The panoramic photograph, taken by Eugene Omar Goldbeck in 1973, is about 10 inches high, 5 feet across.

“All of a sudden, we found ourselves with one square picture and one that was long and skinny. The two didn’t really go well together,” Norris said. “And even if they had, we didn’t have a place for them that would show that,” Norris said.

Then, John Pultz, curator of photography, realized the museum already had six abstract photographs of the World Trade Center, taken by German photographer Wolf von dem Bussche in 1976.

Instead of two photographs, the museum found itself with eight.

Inviting conversation

At that point, museum registrar Janet Dreiling came up with the idea of turning one exhibit into two.

The von dem Bussche and Goldbeck photographs were hung in a small study gallery on the museum’s fourth floor, creating a somber, somewhat chilling ambience.

“We like to think of it as ‘meditative,'” Norris said. “But it’s up to the individual.”

The quirky Tseng Kwong Chi photograph was hung in a busy hallway on the main floor. On either side, there’s room for passersby to post pictures or messages for others to see. It’s a place that invites conversation.

“At the time, we didn’t realize we were creating two very different responses to what had happened,” Norris said.

Last week, the main-floor display had attracted 23 photographs  snapshots and color copies, mostly  and a few messages.

“I really like it,” said Anna Gove, a junior from Minneapolis majoring in art history. “I was studying in Paris on Sept. 11, so I missed out on a lot of the more personal aspects of what happened.
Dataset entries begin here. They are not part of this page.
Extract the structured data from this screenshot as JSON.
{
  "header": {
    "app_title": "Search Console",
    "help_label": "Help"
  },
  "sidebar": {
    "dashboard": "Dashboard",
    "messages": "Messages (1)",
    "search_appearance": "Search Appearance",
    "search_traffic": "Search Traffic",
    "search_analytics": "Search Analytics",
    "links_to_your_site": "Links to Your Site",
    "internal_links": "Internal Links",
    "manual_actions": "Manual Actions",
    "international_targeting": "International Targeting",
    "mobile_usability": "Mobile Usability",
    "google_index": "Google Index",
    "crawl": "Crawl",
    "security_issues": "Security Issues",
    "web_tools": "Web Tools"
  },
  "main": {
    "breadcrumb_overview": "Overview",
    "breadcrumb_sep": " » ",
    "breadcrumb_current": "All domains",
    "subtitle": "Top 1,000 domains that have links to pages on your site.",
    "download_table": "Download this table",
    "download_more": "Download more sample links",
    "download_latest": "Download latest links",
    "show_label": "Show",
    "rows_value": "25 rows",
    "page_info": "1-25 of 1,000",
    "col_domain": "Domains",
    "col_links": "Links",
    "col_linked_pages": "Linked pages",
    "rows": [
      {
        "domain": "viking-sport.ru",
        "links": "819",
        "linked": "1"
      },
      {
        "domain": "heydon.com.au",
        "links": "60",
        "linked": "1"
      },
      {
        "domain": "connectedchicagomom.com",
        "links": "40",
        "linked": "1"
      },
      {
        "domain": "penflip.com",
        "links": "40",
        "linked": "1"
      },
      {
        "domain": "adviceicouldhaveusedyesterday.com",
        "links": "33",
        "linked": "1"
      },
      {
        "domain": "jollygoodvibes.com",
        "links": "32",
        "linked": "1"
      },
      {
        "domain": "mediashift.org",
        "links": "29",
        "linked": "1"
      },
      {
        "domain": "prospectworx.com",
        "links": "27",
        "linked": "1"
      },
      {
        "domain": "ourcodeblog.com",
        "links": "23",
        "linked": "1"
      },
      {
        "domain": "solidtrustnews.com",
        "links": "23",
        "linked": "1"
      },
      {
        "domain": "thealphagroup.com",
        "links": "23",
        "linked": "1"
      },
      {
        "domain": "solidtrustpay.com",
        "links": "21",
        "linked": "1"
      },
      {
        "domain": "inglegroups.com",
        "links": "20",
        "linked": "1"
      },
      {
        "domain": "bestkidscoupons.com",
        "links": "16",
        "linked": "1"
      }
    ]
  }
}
Over there it was treated more as a news story.

“I have class here everyday,” she added, “so every day I look to see if anybody’s added anything.”

Morgan Payton, a Hutchinson junior majoring in education, said she appreciated the display “because it captures the event in an emotional way that’s different from what you get on TV.”

Both displays will remain until April 1.

The museum’s galleries are open from noon to 5 p.m. Sunday, 10 a.m. to 5 p.m. Tuesday, Wednesday, Friday and Saturday, and 10 a.m. to 9 p.m. Thursday. The galleries are closed Mondays. Admission is free.